México es un país tan surrealista que celebra la muerte mientras la fabrica. En Uruapan, la ciudad del aguacate y del miedo, el alcalde fue asesinado y, ayer, su pueblo salió a marchar entre velas encendidas y música de muertos. La fiesta terminó en velorio y la ciudad entera enmudeció. Entre tanto incienso y pólvora quedó flotando la pregunta: ¿quién gobierna a quién?

Carlos Manzo fue un hombre que hablaba fuerte y decía que a los delincuentes había que enfrentarlos, no abrazarlos. Era incómodo. En un país donde la valentía se castiga con balas, decidió no callar. Y lo callaron. Lo mataron a la vista de todos, en el corazón de la ciudad, mientras la Guardia Nacional —esa institución que presume estar en todas partes— no vio nada.

El crimen no sorprendió a nadie. En Michoacán, los muertos tienen número de serie y los alcaldes, fecha de caducidad. Se los turnan los cárteles como si fueran fichas de ajedrez: uno que estorba; otro que negocia; otro que denuncia; otro que cobra. Nadie ignora el juego, pero todos fingen no conocer las reglas.

El gobierno reaccionó con su liturgia habitual: condena, tuit, promesa de justicia. La presidenta repitió que “la única forma de construir la paz es la justicia”. Hermosa frase, si no fuera porque los asesinos ya se la saben de memoria. Su secretario de Seguridad explicó que el alcalde “tenía protección”. No aclaró si era protección o protocolo fúnebre.

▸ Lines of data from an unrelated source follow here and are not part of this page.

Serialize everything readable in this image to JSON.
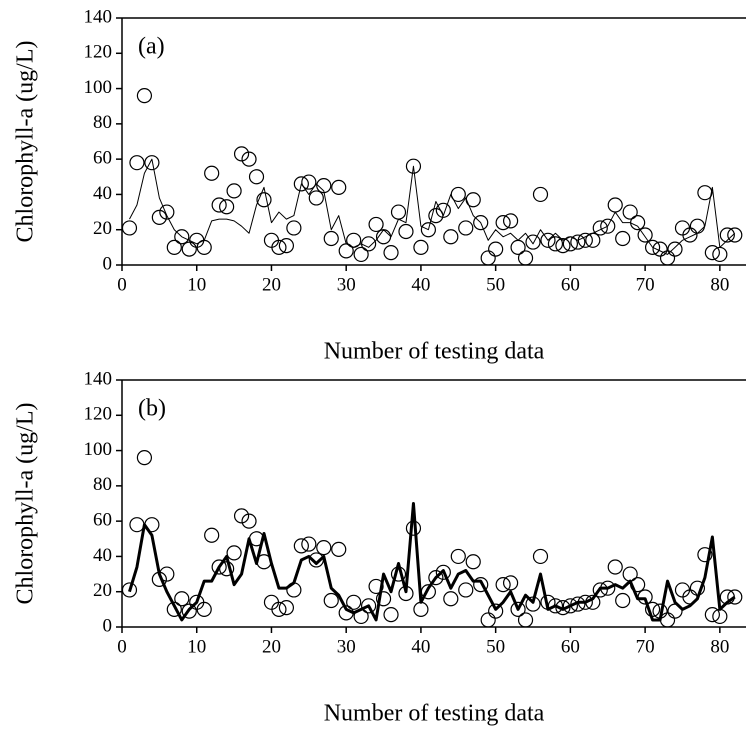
{
  "chart_data": [
    {
      "type": "line",
      "annotation": "(a)",
      "xlabel": "Number of testing data",
      "ylabel": "Chlorophyll-a (ug/L)",
      "xlim": [
        0,
        83.5
      ],
      "xticks": [
        0,
        10,
        20,
        30,
        40,
        50,
        60,
        70,
        80
      ],
      "ylim": [
        0,
        140
      ],
      "yticks": [
        0,
        20,
        40,
        60,
        80,
        100,
        120,
        140
      ],
      "x": [
        1,
        2,
        3,
        4,
        5,
        6,
        7,
        8,
        9,
        10,
        11,
        12,
        13,
        14,
        15,
        16,
        17,
        18,
        19,
        20,
        21,
        22,
        23,
        24,
        25,
        26,
        27,
        28,
        29,
        30,
        31,
        32,
        33,
        34,
        35,
        36,
        37,
        38,
        39,
        40,
        41,
        42,
        43,
        44,
        45,
        46,
        47,
        48,
        49,
        50,
        51,
        52,
        53,
        54,
        55,
        56,
        57,
        58,
        59,
        60,
        61,
        62,
        63,
        64,
        65,
        66,
        67,
        68,
        69,
        70,
        71,
        72,
        73,
        74,
        75,
        76,
        77,
        78,
        79,
        80,
        81,
        82
      ],
      "series": [
        {
          "color": "#000000",
          "marker": "circle",
          "line_width": 0,
          "values": [
            21,
            58,
            96,
            58,
            27,
            30,
            10,
            16,
            9,
            14,
            10,
            52,
            34,
            33,
            42,
            63,
            60,
            50,
            37,
            14,
            10,
            11,
            21,
            46,
            47,
            38,
            45,
            15,
            44,
            8,
            14,
            6,
            12,
            23,
            16,
            7,
            30,
            19,
            56,
            10,
            20,
            28,
            31,
            16,
            40,
            21,
            37,
            24,
            4,
            9,
            24,
            25,
            10,
            4,
            13,
            40,
            14,
            12,
            11,
            12,
            13,
            14,
            14,
            21,
            22,
            34,
            15,
            30,
            24,
            17,
            10,
            9,
            4,
            9,
            21,
            17,
            22,
            41,
            7,
            6,
            17,
            17
          ]
        },
        {
          "color": "#000000",
          "marker": "none",
          "line_width": 1,
          "values": [
            26,
            34,
            52,
            60,
            38,
            28,
            20,
            16,
            14,
            12,
            14,
            25,
            26,
            26,
            25,
            22,
            18,
            34,
            44,
            24,
            30,
            26,
            28,
            46,
            40,
            46,
            42,
            20,
            28,
            12,
            10,
            12,
            10,
            14,
            20,
            16,
            26,
            24,
            56,
            22,
            20,
            36,
            28,
            40,
            32,
            38,
            28,
            24,
            14,
            20,
            16,
            18,
            14,
            18,
            12,
            20,
            14,
            18,
            14,
            16,
            14,
            16,
            18,
            20,
            22,
            30,
            24,
            24,
            22,
            16,
            10,
            8,
            6,
            10,
            14,
            16,
            18,
            22,
            44,
            10,
            14,
            18
          ]
        }
      ]
    },
    {
      "type": "line",
      "annotation": "(b)",
      "xlabel": "Number of testing data",
      "ylabel": "Chlorophyll-a (ug/L)",
      "xlim": [
        0,
        83.5
      ],
      "xticks": [
        0,
        10,
        20,
        30,
        40,
        50,
        60,
        70,
        80
      ],
      "ylim": [
        0,
        140
      ],
      "yticks": [
        0,
        20,
        40,
        60,
        80,
        100,
        120,
        140
      ],
      "x": [
        1,
        2,
        3,
        4,
        5,
        6,
        7,
        8,
        9,
        10,
        11,
        12,
        13,
        14,
        15,
        16,
        17,
        18,
        19,
        20,
        21,
        22,
        23,
        24,
        25,
        26,
        27,
        28,
        29,
        30,
        31,
        32,
        33,
        34,
        35,
        36,
        37,
        38,
        39,
        40,
        41,
        42,
        43,
        44,
        45,
        46,
        47,
        48,
        49,
        50,
        51,
        52,
        53,
        54,
        55,
        56,
        57,
        58,
        59,
        60,
        61,
        62,
        63,
        64,
        65,
        66,
        67,
        68,
        69,
        70,
        71,
        72,
        73,
        74,
        75,
        76,
        77,
        78,
        79,
        80,
        81,
        82
      ],
      "series": [
        {
          "color": "#000000",
          "marker": "circle",
          "line_width": 0,
          "values": [
            21,
            58,
            96,
            58,
            27,
            30,
            10,
            16,
            9,
            14,
            10,
            52,
            34,
            33,
            42,
            63,
            60,
            50,
            37,
            14,
            10,
            11,
            21,
            46,
            47,
            38,
            45,
            15,
            44,
            8,
            14,
            6,
            12,
            23,
            16,
            7,
            30,
            19,
            56,
            10,
            20,
            28,
            31,
            16,
            40,
            21,
            37,
            24,
            4,
            9,
            24,
            25,
            10,
            4,
            13,
            40,
            14,
            12,
            11,
            12,
            13,
            14,
            14,
            21,
            22,
            34,
            15,
            30,
            24,
            17,
            10,
            9,
            4,
            9,
            21,
            17,
            22,
            41,
            7,
            6,
            17,
            17
          ]
        },
        {
          "color": "#000000",
          "marker": "none",
          "line_width": 3,
          "values": [
            20,
            34,
            58,
            52,
            30,
            20,
            12,
            4,
            10,
            14,
            26,
            26,
            34,
            40,
            24,
            30,
            50,
            36,
            53,
            36,
            22,
            22,
            25,
            38,
            40,
            36,
            40,
            22,
            18,
            10,
            8,
            10,
            12,
            4,
            30,
            20,
            36,
            20,
            70,
            14,
            22,
            28,
            32,
            22,
            30,
            32,
            26,
            26,
            18,
            10,
            14,
            20,
            10,
            18,
            14,
            30,
            10,
            12,
            10,
            12,
            14,
            14,
            16,
            22,
            22,
            24,
            22,
            26,
            16,
            16,
            4,
            4,
            26,
            14,
            10,
            12,
            16,
            28,
            51,
            10,
            14,
            17
          ]
        }
      ]
    }
  ]
}
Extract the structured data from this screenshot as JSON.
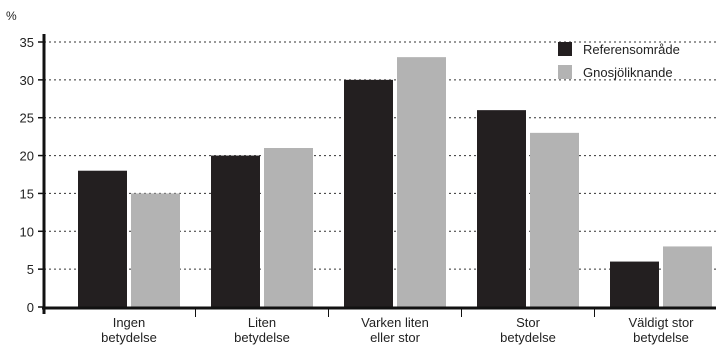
{
  "chart_data": {
    "type": "bar",
    "title": "",
    "xlabel": "",
    "ylabel": "%",
    "ylim": [
      0,
      35
    ],
    "yticks": [
      0,
      5,
      10,
      15,
      20,
      25,
      30,
      35
    ],
    "grid": true,
    "legend_position": "top-right",
    "categories": [
      [
        "Ingen",
        "betydelse"
      ],
      [
        "Liten",
        "betydelse"
      ],
      [
        "Varken liten",
        "eller stor"
      ],
      [
        "Stor",
        "betydelse"
      ],
      [
        "Väldigt stor",
        "betydelse"
      ]
    ],
    "series": [
      {
        "name": "Referensområde",
        "color": "#231f20",
        "values": [
          18,
          20,
          30,
          26,
          6
        ]
      },
      {
        "name": "Gnosjöliknande",
        "color": "#b3b3b3",
        "values": [
          15,
          21,
          33,
          23,
          8
        ]
      }
    ]
  }
}
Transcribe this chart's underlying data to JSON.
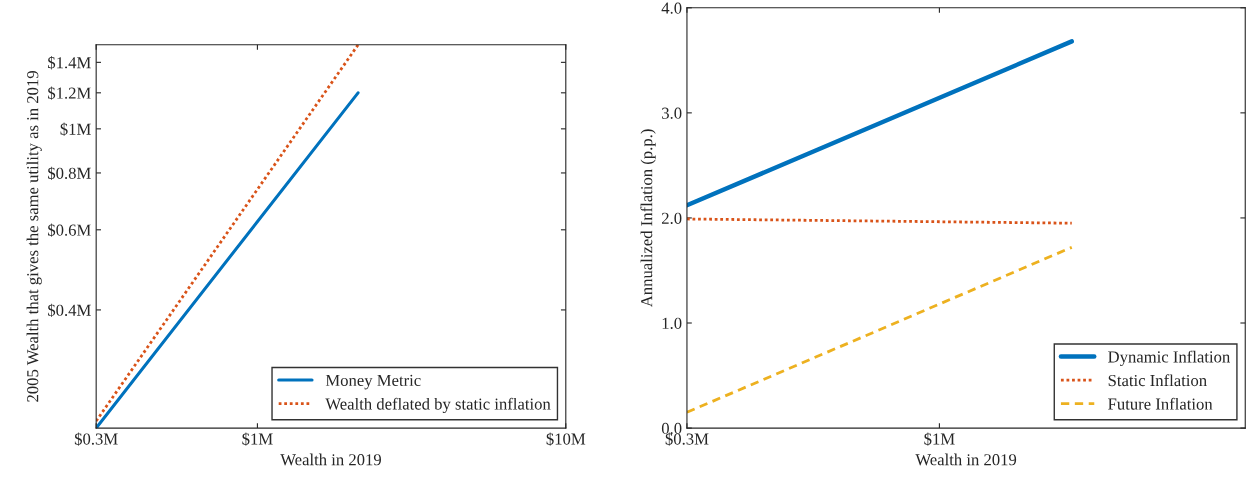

Pero lo verdaderamente distinto esta vez fue la gente. En Uruapan, el pueblo salió a la calle vestido de negro. No por luto, sino por rabia. Las familias llevaron flores, velas, pancartas. Los jóvenes marcharon con el rostro descubierto, gritando el nombre del alcalde como si nombrarlo fuera una forma de desafiar al miedo. Las mujeres lloraron no sólo por Manzo, sino por el país que se les muere cada semana.

La indignación se desbordó como pocas veces. Los comercios cerraron, las escuelas suspendieron clases, los templos abrieron sus atrios. En cada esquina alguien improvisaba un altar: una fotografía, una vela, una promesa. Y entre el humo de las ofrendas se respiraba un aire de desafío, como si por fin el pueblo se hubiera cansado de agachar la cabeza.

La escena fue perfecta para una postal del absurdo nacional: velas encendidas, música de mariachis y el eco de las balas que aún no terminaban de apagarse. Entre los murmullos, alguien dijo que la muerte del alcalde era “una pérdida para la democracia”. Qué generosos somos con las palabras: en México, la democracia se pierde todos los días y nadie la busca.

Dicen que Manzo había advertido: “si lo hace sin disparar, renuncio”. Lo mataron en el intento. Su frase se volvió epitafio. En esta República, quien desafía la impunidad acaba formando parte de sus estadísticas.

La vela y la bala son símbolos de la misma ceremonia. Una ilumina, la otra apaga. Uruapan quiso honrar a sus muertos y terminó sumando otro nombre a su altar. El país mira, comenta, olvida. Y el crimen se institucionaliza como costumbre, con su burocracia de pésames y su contabilidad de víctimas.

México ya no necesita sicarios: se basta con su indiferencia. Las balas hacen el trabajo, las velas lo bendicen y los discursos lo justifican. Así se mantiene viva nuestra extraña tradición nacional: celebrar la muerte y rehuir la responsabilidad.

En Uruapan, las velas siguen encendidas. No alumbran la esperanza: apenas revelan la oscuridad que nos rodea.